Ao ler um livro que saiu há pouco tempo (Vítor Bento, “Os Estados Nacionais e a Economia Global”, Almedina, 2004), fui ao encontro de reflexões que me colocam em rota de colisão com o autor. Bento procura explicar a natureza social do ser humano com a clarividência de se afastar dos excessos colectivistas que no passado tiveram os resultados trágicos que são conhecidos. Mas também rejeita o individualismo, pois cada pessoa só consuma a sua existência num inevitável processo de sociabilização.
O autor considera que “(…) o homem é, na sua individualidade, um ser absolutamente único e diferenciado, dispondo de uma vida interior própria e potencialmente exclusiva, mas que não pode realizar-se, como ser humano, sem ser em comunhão, física e espiritual, com outros homens”. De acordo, cada indivíduo tem uma vida própria, que nos seus mecanismos vitais não depende dos outros. Este é um excelente ponto de partida para reconhecer o individualismo como a essência do ser humano.
Discordo de Bento quando afirma que “os homens tendem a agregar-se, natural ou racionalmente, através do reconhecimento de características e interesses comuns, que identificam um sentido de pertença partilhada, numa identificação demarcante, entre “nós” e os “outros””. É esta socialização forçada que nenhum indivíduo pode combater: “ao nascer, o indivíduo surge já inserido em várias pertenças – família e comunidade política, pelo menos – tendo atrás de si uma história e emergindo num conjunto de circunstâncias culturais que ajudarão a definir a sua identidade, a moldar a sua própria personalidade (…)”.
Aceito que somos influenciados pelo ambiente em que crescemos. Daí a retirar ilações quanto à socialização forçada do indivíduo parece-me um trajecto excessivo. Os sinais de aculturação e de identificação social, enviados pelo ambiente envolvente, não podem ser entendidos como a prova de uma necessária socialização. São, apenas, dados incontornáveis da vida de cada pessoa, que inevitavelmente tem que contactar com outros para subsistir emocional e materialmente.
O que não é mesmo que reconhecer que somos necessariamente seres com propensão social. Quando se afirma que temos que viver em sociedade, porque de outro modo a nossa existência se depara com uma condição de impossibilidade, esta conclusão determina uma visão totalitária sobre cada indivíduo. Como se fôssemos empurrados por um crivo da socialização necessária, como se respirar, andar, ver, cheirar, tocar, comer, ler, beber, ou amar fossem actos que dependessem dos outros. Todos os exemplos que acabei de fornecer apenas dependem de actos individuais. Eu não respiro com os pulmões dos outros. Nem necessito das pernas dos outros para andar. Tão pouco como com a boca dos outros, ou faço a digestão com os aparelhos digestivos deles. Nesta altura estarão alguns a atalhar a questão: “como se vai ele desenvencilhar do amor?”

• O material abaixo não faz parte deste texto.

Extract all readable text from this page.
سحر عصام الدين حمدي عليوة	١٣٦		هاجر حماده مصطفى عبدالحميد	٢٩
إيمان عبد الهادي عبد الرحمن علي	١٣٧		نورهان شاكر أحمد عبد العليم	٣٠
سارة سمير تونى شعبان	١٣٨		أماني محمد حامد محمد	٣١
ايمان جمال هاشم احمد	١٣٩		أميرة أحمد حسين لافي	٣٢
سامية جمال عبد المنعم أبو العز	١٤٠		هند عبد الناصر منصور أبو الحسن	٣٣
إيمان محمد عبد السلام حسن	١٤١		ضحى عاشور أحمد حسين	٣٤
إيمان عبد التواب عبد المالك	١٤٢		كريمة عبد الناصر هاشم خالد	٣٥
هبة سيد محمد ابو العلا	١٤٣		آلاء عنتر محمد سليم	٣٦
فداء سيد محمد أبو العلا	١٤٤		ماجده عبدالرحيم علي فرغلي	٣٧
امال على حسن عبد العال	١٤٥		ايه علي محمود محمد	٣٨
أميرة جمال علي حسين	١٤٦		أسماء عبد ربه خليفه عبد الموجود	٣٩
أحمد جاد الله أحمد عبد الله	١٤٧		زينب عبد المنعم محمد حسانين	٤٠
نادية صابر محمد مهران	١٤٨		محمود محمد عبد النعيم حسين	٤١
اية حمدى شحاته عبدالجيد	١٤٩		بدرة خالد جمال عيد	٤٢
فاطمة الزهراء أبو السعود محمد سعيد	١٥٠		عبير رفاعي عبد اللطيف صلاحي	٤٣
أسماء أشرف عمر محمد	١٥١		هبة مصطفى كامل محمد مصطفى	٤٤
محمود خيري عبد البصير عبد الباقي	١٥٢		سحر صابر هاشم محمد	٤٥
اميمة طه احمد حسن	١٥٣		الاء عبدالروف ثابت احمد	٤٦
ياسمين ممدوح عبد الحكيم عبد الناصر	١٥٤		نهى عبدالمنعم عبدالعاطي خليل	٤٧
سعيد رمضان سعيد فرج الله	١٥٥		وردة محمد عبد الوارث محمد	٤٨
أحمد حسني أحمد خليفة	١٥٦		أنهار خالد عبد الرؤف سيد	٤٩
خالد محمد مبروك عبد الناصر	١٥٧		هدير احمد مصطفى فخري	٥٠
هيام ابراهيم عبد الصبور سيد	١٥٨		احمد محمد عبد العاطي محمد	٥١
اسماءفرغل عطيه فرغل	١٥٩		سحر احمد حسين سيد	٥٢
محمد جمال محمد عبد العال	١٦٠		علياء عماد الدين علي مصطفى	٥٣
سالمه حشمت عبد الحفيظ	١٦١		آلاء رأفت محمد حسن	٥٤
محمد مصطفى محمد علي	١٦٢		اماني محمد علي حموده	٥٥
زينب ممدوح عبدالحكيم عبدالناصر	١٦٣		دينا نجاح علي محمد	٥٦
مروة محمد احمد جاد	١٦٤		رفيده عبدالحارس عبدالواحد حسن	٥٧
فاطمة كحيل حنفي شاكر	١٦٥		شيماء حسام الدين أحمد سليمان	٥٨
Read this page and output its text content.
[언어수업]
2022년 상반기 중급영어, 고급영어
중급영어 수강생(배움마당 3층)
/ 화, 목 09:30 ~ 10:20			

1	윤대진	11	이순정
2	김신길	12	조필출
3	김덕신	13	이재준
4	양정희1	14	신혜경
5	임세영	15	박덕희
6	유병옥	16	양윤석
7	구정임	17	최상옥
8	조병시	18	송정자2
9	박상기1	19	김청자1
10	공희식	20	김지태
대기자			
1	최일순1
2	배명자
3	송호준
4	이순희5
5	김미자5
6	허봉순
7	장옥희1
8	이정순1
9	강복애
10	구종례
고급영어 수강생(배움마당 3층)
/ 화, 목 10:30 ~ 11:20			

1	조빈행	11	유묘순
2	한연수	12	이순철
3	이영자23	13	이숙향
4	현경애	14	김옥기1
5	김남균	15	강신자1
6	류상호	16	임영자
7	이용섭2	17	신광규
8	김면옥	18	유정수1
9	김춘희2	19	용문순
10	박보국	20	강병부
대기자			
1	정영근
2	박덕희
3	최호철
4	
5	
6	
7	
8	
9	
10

Para amar é necessário outro, com quem se partilha o amor. Mas quando amamos não o fazemos como resposta a um impulso interior? Não são determinadas características (de quem se ama) que nos levam a germinar o sentimento, pela identificação entre essa pessoa e certas características que possuímos dentro de nós? Amamos, é certo, para darmos o que de bom temos para benefício da pessoa amada. Este é, também, um acto de individualismo. Porque quando amamos alguém estamos, acima de tudo, a fazer bem a nós mesmos.
É neste contexto que, talvez sem dar conta das consequências das suas palavras, Bento vai ao encontro do meu individualismo metódico ao sublinhar que “uma vez que a existência humana é ontologicamente social, o homem não pode existir sem “o outro”, pelo que “o outro” faz parte intrínseca da sua própria existência. Daqui decorre que cada homem tem um interesse na existência de “o outro”, como parte da sua própria existência (...)”. (O destaque é da minha autoria).